Op het melkveebedrijf van Eerden, in Aalten (Achterhoek), worden zo’n 110 koeien gehouden met bijbehorend jongvee. De melkkoeien staan in een mooie ruime stal, van zo’n 10 jaar oud, en worden gemolken door 2 robots. Het jongvee is gehuisvest in de oude ligboxenstal.
De melkproductie is momenteel zo’n 11.000 liter, met 4,6% vet en 3,5% eiwit. Er is 62ha grond in gebruik, 43ha gras en 19ha mais.
“Na 3 droge jaren op rij, was afgelopen jaar een goed groeiseizoen. Maar door de natte omstandigheden, werd de 1e snede pas in juni ingekuild. Dit is in de 35 jaar dat ik boer ben, nog nooit gebeurd”, aldus Wim van Eerden.

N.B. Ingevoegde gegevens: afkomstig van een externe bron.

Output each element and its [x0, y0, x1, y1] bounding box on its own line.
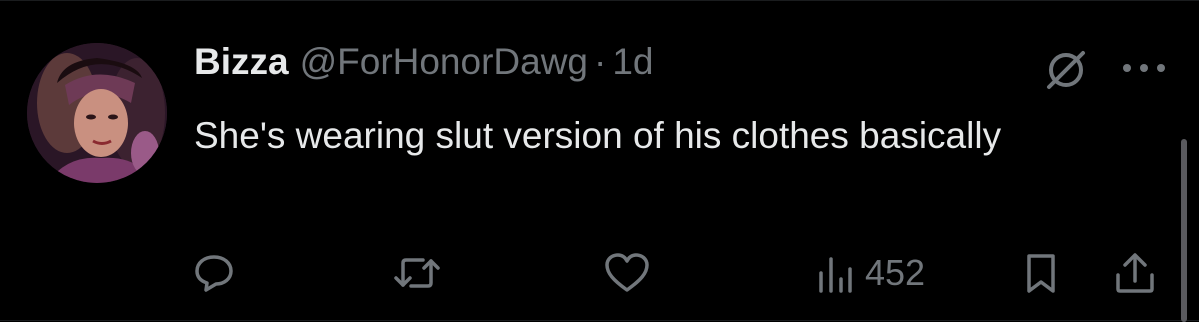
share-button[interactable]	[1111, 249, 1159, 297]
speech-bubble-icon	[195, 255, 233, 292]
heart-icon	[605, 253, 649, 292]
avatar[interactable]	[27, 43, 167, 183]
avatar-photo	[27, 43, 167, 183]
tweet-header: Bizza @ForHonorDawg · 1d	[194, 41, 654, 91]
handle[interactable]: @ForHonorDawg	[300, 41, 588, 83]
grok-icon[interactable]	[1043, 47, 1089, 93]
share-icon	[1116, 253, 1154, 293]
bookmark-icon	[1027, 254, 1055, 293]
retweet-button[interactable]	[393, 249, 441, 297]
bookmark-button[interactable]	[1021, 249, 1061, 297]
like-button[interactable]	[603, 249, 651, 297]
views-count: 452	[865, 252, 926, 293]
display-name[interactable]: Bizza	[194, 41, 289, 83]
timestamp[interactable]: 1d	[612, 41, 653, 83]
scrollbar[interactable]	[1181, 139, 1187, 322]
reply-button[interactable]	[192, 249, 236, 297]
tweet[interactable]: Bizza @ForHonorDawg · 1d She's wearing s…	[0, 0, 1199, 322]
retweet-icon	[394, 258, 440, 288]
views-button[interactable]: 452	[815, 249, 925, 297]
bar-chart-icon	[819, 257, 852, 293]
tweet-text: She's wearing slut version of his clothe…	[194, 115, 1002, 156]
more-icon[interactable]	[1118, 53, 1170, 83]
separator-dot: ·	[594, 41, 607, 82]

Het rantsoen op het melkveebedrijf bestaat uit (kg product):
Hiernaast wordt in de voermengwagen nog wat extra eiwitaanvulling verstrekt.
Van Eerden: “Op advies van mijn voeradviseur, heb ik afgelopen jaar voor een DENT-maisras van Pioneer gekozen. De zetmeelverteerbaarheid van dit type is duidelijk beter dan de zgn. FLINT-rassen. In het verleden kwam ik in de eerste maanden na het voeren van de nieuwe maiskuil, maispitten tegen in de mest. Met het DENT-ras dat ik nu voer, heb ik hier geen problemen meer mee. Een klein deel van de mais (1ha) is afgelopen jaar iets eerder gehakseld, en deze heb ik meteen gevoerd. Zelfs toen vonden we geen maispitten in de mest.”
Pioneer-adviseur Oscar Koppelman legt uit: “De Dent-maiskorrel is zachter dan de Flint-korrel. Bij Flint- mais is het zetmeel omgeven door een dikke, glazige korrelhuid. Bij Dent-mais is het zetmeel nauwelijks omgeven door die harde korrelhuid.”
Bovendien is het gehalte aan prolamine in een Dent-maiskorrel lager dan in een Flint-korrel. Koppelman:”Prolamine is een plantaardig eiwit en doet de zetmeeldeeltjes aan elkaar kleven. Daardoor worden die moeilijker losgeweekt door enzymen en bacteriën in de pens van de koe. Gevolg : korrelresten in de mest bij Flint-mais en dus ook zetmeelverlies.”
Melkveehouder Van Eerden:“Het afgelopen jaar hebben we aan snijmais een kleine 20 ton ds/ha geoogst, met 38% ds, 1020 VEM en 376 gram zetmeel. De mais staat op mooie hoge esgrond. Als hier regelmatig wat regen valt, kunnen we hier prima mais verbouwen. Ik vraag mijn loonwerker om de mais wat dunner te zaaien, op zo’n 85.000 zaden per ha. Het lagere aantal planten wordt gecompenseerd door een dikkere kolf, waar we de mais uiteindelijk voor telen. Hier wordt de meeste voederwaarde uit gehaald.”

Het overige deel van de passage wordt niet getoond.